Elle lut une prière dans les yeux de Paul…

— Non, Paul, continua-t-elle, je ne puis laisser papa seul. Et quelle vie mènerai-je d’ailleurs ! Je serais sans cesse inquiète sur son sort… Mais que papa se décide à partir demain…

— Je ne puis prendre une décision en ce moment, mais demain matin… Je te promets Paul que je serai prudent, et surtout pour Berthe ; mais je ne puis agir précipitamment. Tu es donc à Pervyse ?

C’était une question pour faire dévier la conversation. Paul le comprit.

— Oui, à Pervyse, répondit-il. Nous tiendrons probablement l’Yser comme ligne de défense.
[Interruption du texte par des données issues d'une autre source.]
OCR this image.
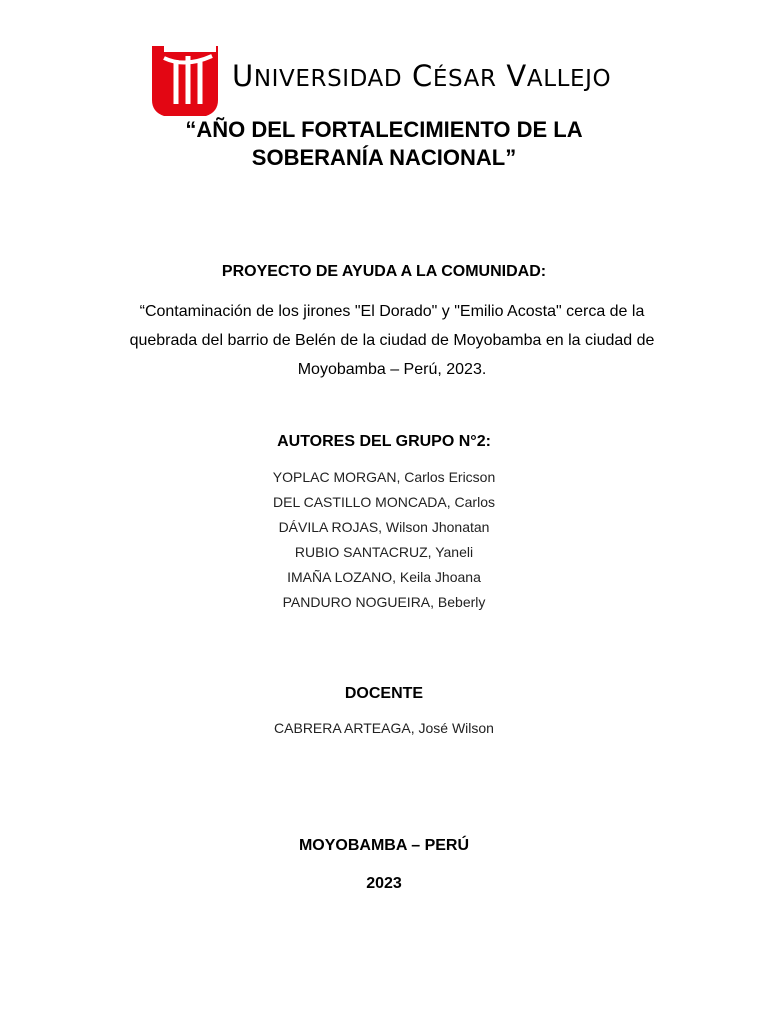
UNIVERSIDAD CÉSAR VALLEJO
“AÑO DEL FORTALECIMIENTO DE LA
SOBERANÍA NACIONAL”
PROYECTO DE AYUDA A LA COMUNIDAD:
“Contaminación de los jirones "El Dorado" y "Emilio Acosta" cerca de la quebrada del barrio de Belén de la ciudad de Moyobamba en la ciudad de Moyobamba – Perú, 2023.
AUTORES DEL GRUPO N°2:
YOPLAC MORGAN, Carlos Ericson
DEL CASTILLO MONCADA, Carlos
DÁVILA ROJAS, Wilson Jhonatan
RUBIO SANTACRUZ, Yaneli
IMAÑA LOZANO, Keila Jhoana
PANDURO NOGUEIRA, Beberly
DOCENTE
CABRERA ARTEAGA, José Wilson
MOYOBAMBA – PERÚ
2023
Mais je doute pourtant que nous puissions nous y tenir, car nos hommes sont harassés de fatigue après cette retraite précipitée.
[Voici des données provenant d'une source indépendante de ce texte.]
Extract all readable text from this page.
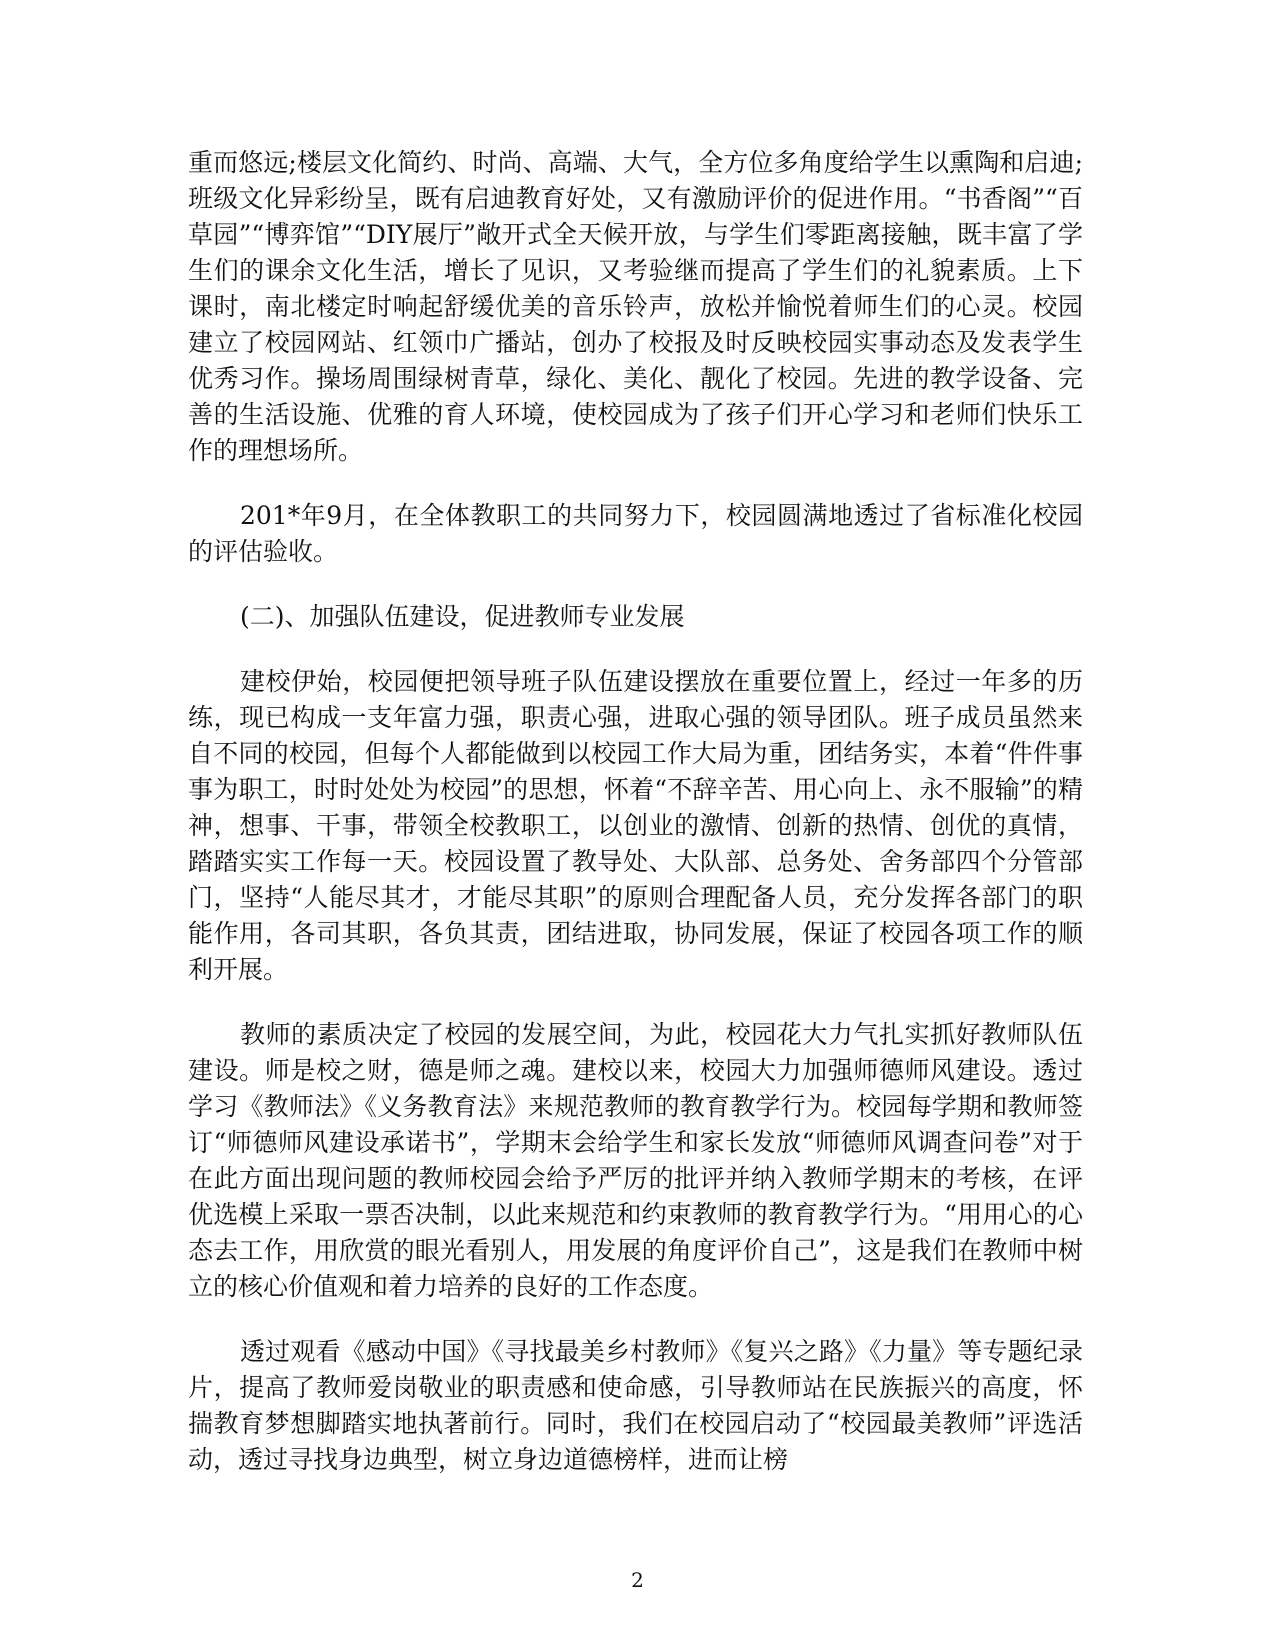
重而悠远;楼层文化简约、时尚、高端、大气，全方位多角度给学生以熏陶和启迪;班级文化异彩纷呈，既有启迪教育好处，又有激励评价的促进作用。“书香阁”“百草园”“博弈馆”“DIY展厅”敞开式全天候开放，与学生们零距离接触，既丰富了学生们的课余文化生活，增长了见识，又考验继而提高了学生们的礼貌素质。上下课时，南北楼定时响起舒缓优美的音乐铃声，放松并愉悦着师生们的心灵。校园建立了校园网站、红领巾广播站，创办了校报及时反映校园实事动态及发表学生优秀习作。操场周围绿树青草，绿化、美化、靓化了校园。先进的教学设备、完善的生活设施、优雅的育人环境，使校园成为了孩子们开心学习和老师们快乐工作的理想场所。

201*年9月，在全体教职工的共同努力下，校园圆满地透过了省标准化校园的评估验收。

(二)、加强队伍建设，促进教师专业发展

建校伊始，校园便把领导班子队伍建设摆放在重要位置上，经过一年多的历练，现已构成一支年富力强，职责心强，进取心强的领导团队。班子成员虽然来自不同的校园，但每个人都能做到以校园工作大局为重，团结务实，本着“件件事事为职工，时时处处为校园”的思想，怀着“不辞辛苦、用心向上、永不服输”的精神，想事、干事，带领全校教职工，以创业的激情、创新的热情、创优的真情，踏踏实实工作每一天。校园设置了教导处、大队部、总务处、舍务部四个分管部门，坚持“人能尽其才，才能尽其职”的原则合理配备人员，充分发挥各部门的职能作用，各司其职，各负其责，团结进取，协同发展，保证了校园各项工作的顺利开展。

教师的素质决定了校园的发展空间，为此，校园花大力气扎实抓好教师队伍建设。师是校之财，德是师之魂。建校以来，校园大力加强师德师风建设。透过学习《教师法》《义务教育法》来规范教师的教育教学行为。校园每学期和教师签订“师德师风建设承诺书”，学期末会给学生和家长发放“师德师风调查问卷”对于在此方面出现问题的教师校园会给予严厉的批评并纳入教师学期末的考核，在评优选模上采取一票否决制，以此来规范和约束教师的教育教学行为。“用用心的心态去工作，用欣赏的眼光看别人，用发展的角度评价自己”，这是我们在教师中树立的核心价值观和着力培养的良好的工作态度。

透过观看《感动中国》《寻找最美乡村教师》《复兴之路》《力量》等专题纪录片，提高了教师爱岗敬业的职责感和使命感，引导教师站在民族振兴的高度，怀揣教育梦想脚踏实地执著前行。同时，我们在校园启动了“校园最美教师”评选活动，透过寻找身边典型，树立身边道德榜样，进而让榜

2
— Pourquoi les Français ne sont-ils pas ici ?

— Oui, pourquoi ? Pourquoi ne furent-ils pas dans la Belgique méridionale ? Pourquoi opérèrent-ils une si brusque retraite en août ? Ils n’étaient pas prêts… Ils devaient abriter Dunkerque…
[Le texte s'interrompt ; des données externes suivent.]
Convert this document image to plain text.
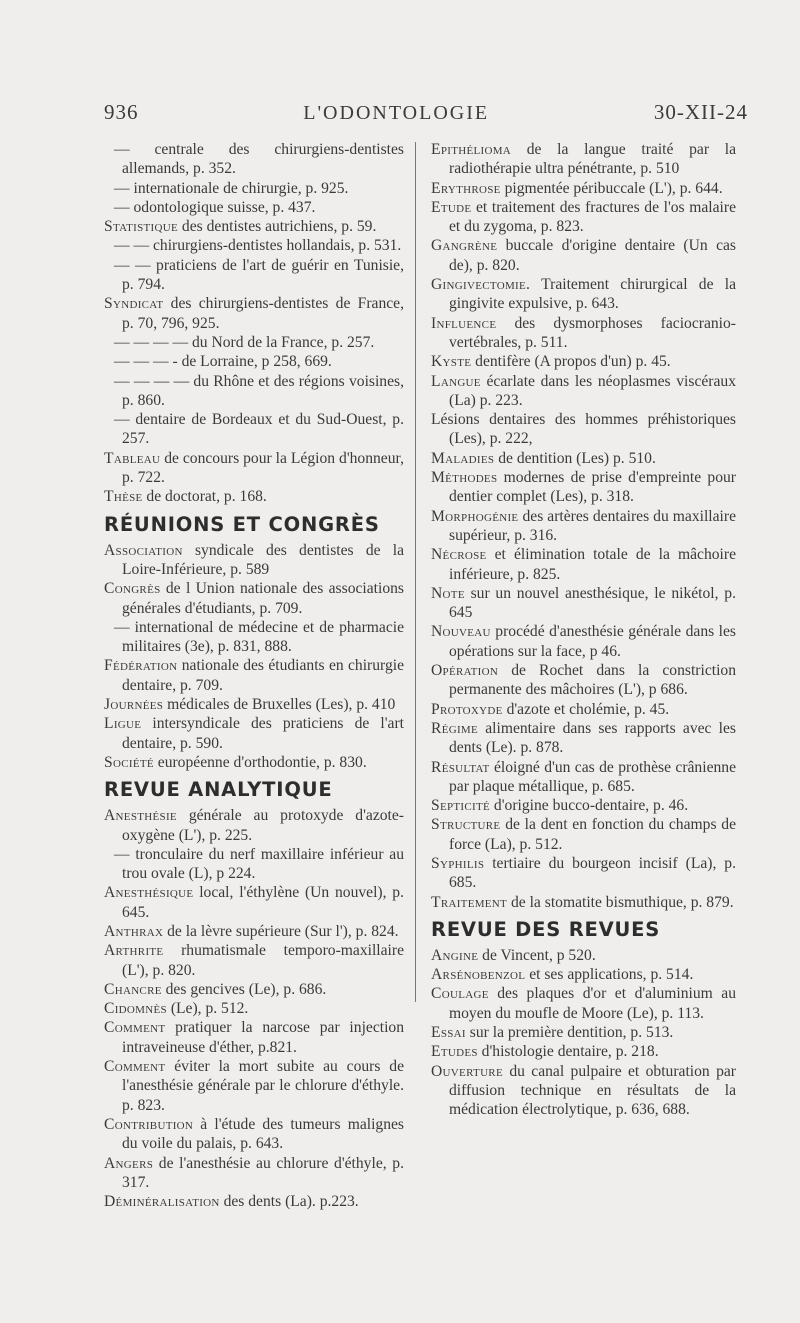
936	L'ODONTOLOGIE	30-XII-24

— centrale des chirurgiens-dentistes allemands, p. 352.

— internationale de chirurgie, p. 925.

— odontologique suisse, p. 437.

Statistique des dentistes autrichiens, p. 59.

— — chirurgiens-dentistes hollandais, p. 531.

— — praticiens de l'art de guérir en Tunisie, p. 794.

Syndicat des chirurgiens-dentistes de France, p. 70, 796, 925.

— — — — du Nord de la France, p. 257.

— — — - de Lorraine, p 258, 669.

— — — — du Rhône et des régions voisines, p. 860.

— dentaire de Bordeaux et du Sud-Ouest, p. 257.

Tableau de concours pour la Légion d'honneur, p. 722.

Thèse de doctorat, p. 168.

RÉUNIONS ET CONGRÈS

Association syndicale des dentistes de la Loire-Inférieure, p. 589

Congrès de l Union nationale des associations générales d'étudiants, p. 709.

— international de médecine et de pharmacie militaires (3e), p. 831, 888.

Fédération nationale des étudiants en chirurgie dentaire, p. 709.

Journées médicales de Bruxelles (Les), p. 410

Ligue intersyndicale des praticiens de l'art dentaire, p. 590.

Société européenne d'orthodontie, p. 830.

REVUE ANALYTIQUE

Anesthésie générale au protoxyde d'azote-oxygène (L'), p. 225.

— tronculaire du nerf maxillaire inférieur au trou ovale (L), p 224.

Anesthésique local, l'éthylène (Un nouvel), p. 645.

Anthrax de la lèvre supérieure (Sur l'), p. 824.

Arthrite rhumatismale temporo-maxillaire (L'), p. 820.

Chancre des gencives (Le), p. 686.

Cidomnès (Le), p. 512.

Comment pratiquer la narcose par injection intraveineuse d'éther, p.821.

Comment éviter la mort subite au cours de l'anesthésie générale par le chlorure d'éthyle. p. 823.

Contribution à l'étude des tumeurs malignes du voile du palais, p. 643.

Angers de l'anesthésie au chlorure d'éthyle, p. 317.

Déminéralisation des dents (La). p.223.

Epithélioma de la langue traité par la radiothérapie ultra pénétrante, p. 510

Erythrose pigmentée péribuccale (L'), p. 644.

Etude et traitement des fractures de l'os malaire et du zygoma, p. 823.

Gangrène buccale d'origine dentaire (Un cas de), p. 820.

Gingivectomie. Traitement chirurgical de la gingivite expulsive, p. 643.

Influence des dysmorphoses faciocranio-vertébrales, p. 511.

Kyste dentifère (A propos d'un) p. 45.

Langue écarlate dans les néoplasmes viscéraux (La) p. 223.

Lésions dentaires des hommes préhistoriques (Les), p. 222,

Maladies de dentition (Les) p. 510.

Méthodes modernes de prise d'empreinte pour dentier complet (Les), p. 318.

Morphogénie des artères dentaires du maxillaire supérieur, p. 316.

Nécrose et élimination totale de la mâchoire inférieure, p. 825.

Note sur un nouvel anesthésique, le nikétol, p. 645

Nouveau procédé d'anesthésie générale dans les opérations sur la face, p 46.

Opération de Rochet dans la constriction permanente des mâchoires (L'), p 686.

Protoxyde d'azote et cholémie, p. 45.

Régime alimentaire dans ses rapports avec les dents (Le). p. 878.

Résultat éloigné d'un cas de prothèse crânienne par plaque métallique, p. 685.

Septicité d'origine bucco-dentaire, p. 46.

Structure de la dent en fonction du champs de force (La), p. 512.

Syphilis tertiaire du bourgeon incisif (La), p. 685.

Traitement de la stomatite bismuthique, p. 879.

REVUE DES REVUES

Angine de Vincent, p 520.

Arsénobenzol et ses applications, p. 514.

Coulage des plaques d'or et d'aluminium au moyen du moufle de Moore (Le), p. 113.

Essai sur la première dentition, p. 513.

Etudes d'histologie dentaire, p. 218.

Ouverture du canal pulpaire et obturation par diffusion technique en résultats de la médication électrolytique, p. 636, 688.
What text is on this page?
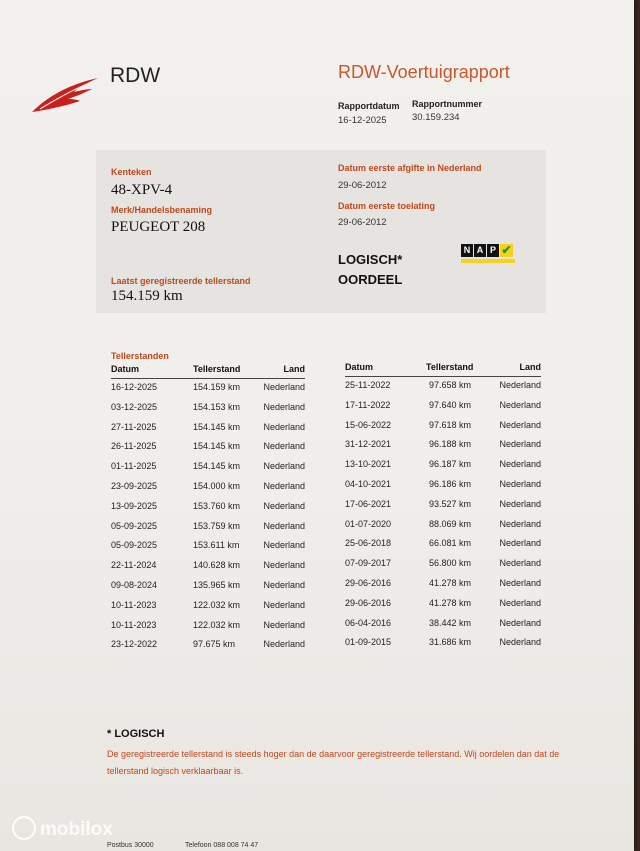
RDW	RDW-Voertuigrapport
Rapportdatum Rapportnummer
16-12-2025	30.159.234
Kenteken
48-XPV-4
Merk/Handelsbenaming
PEUGEOT 208
Laatst geregistreerde tellerstand
154.159 km
Datum eerste afgifte in Nederland
29-06-2012
Datum eerste toelating
29-06-2012
LOGISCH*
OORDEEL
N A P ✔
Tellerstanden
Datum	Tellerstand	Land
16-12-2025	154.159 km	Nederland
03-12-2025	154.153 km	Nederland
27-11-2025	154.145 km	Nederland
26-11-2025	154.145 km	Nederland
01-11-2025	154.145 km	Nederland
23-09-2025	154.000 km	Nederland
13-09-2025	153.760 km	Nederland
05-09-2025	153.759 km	Nederland
05-09-2025	153.611 km	Nederland
22-11-2024	140.628 km	Nederland
09-08-2024	135.965 km	Nederland
10-11-2023	122.032 km	Nederland
10-11-2023	122.032 km	Nederland
23-12-2022	97.675 km	Nederland
Datum	Tellerstand	Land
25-11-2022	97.658 km	Nederland
17-11-2022	97.640 km	Nederland
15-06-2022	97.618 km	Nederland
31-12-2021	96.188 km	Nederland
13-10-2021	96.187 km	Nederland
04-10-2021	96.186 km	Nederland
17-06-2021	93.527 km	Nederland
01-07-2020	88.069 km	Nederland
25-06-2018	66.081 km	Nederland
07-09-2017	56.800 km	Nederland
29-06-2016	41.278 km	Nederland
29-06-2016	41.278 km	Nederland
06-04-2016	38.442 km	Nederland
01-09-2015	31.686 km	Nederland
* LOGISCH
De geregistreerde tellerstand is steeds hoger dan de daarvoor geregistreerde tellerstand. Wij oordelen dan dat de tellerstand logisch verklaarbaar is.
Postbus 30000	Telefoon 088 008 74 47
mobilox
Soudain Berthe éclata en sanglots…

— Qu’y a-t-il ? demanda Paul tendrement…

— Oh ! c’est affreux, avoir à peine ces dernières batailles derrière soi et devoir recommencer la lutte le lendemain. Le danger n’est donc nullement écarté… Oh, que je les hais, ces Allemands ! Quelle vilenie, quelle bassesse, quelle lâcheté, de troubler ainsi notre bonheur, d’exterminer ainsi notre peuple !

— Allons, Berthe, sois forte. Tu en as fait preuve jusqu’à ce jour et tes lettres me consolaient toujours… Ne perd pas courage !…

— Te voilà à peine quelques heures parmi nous et tu dois déjà t’en aller… à la bataille… Et pour combien de temps ? C’est cruel, c’est affreux… Je n’ai jamais ressenti les affres de la guerre comme à présent…

M. Lievens comprit qu’il devait laisser seuls les fiancés, et il quitta la chambre.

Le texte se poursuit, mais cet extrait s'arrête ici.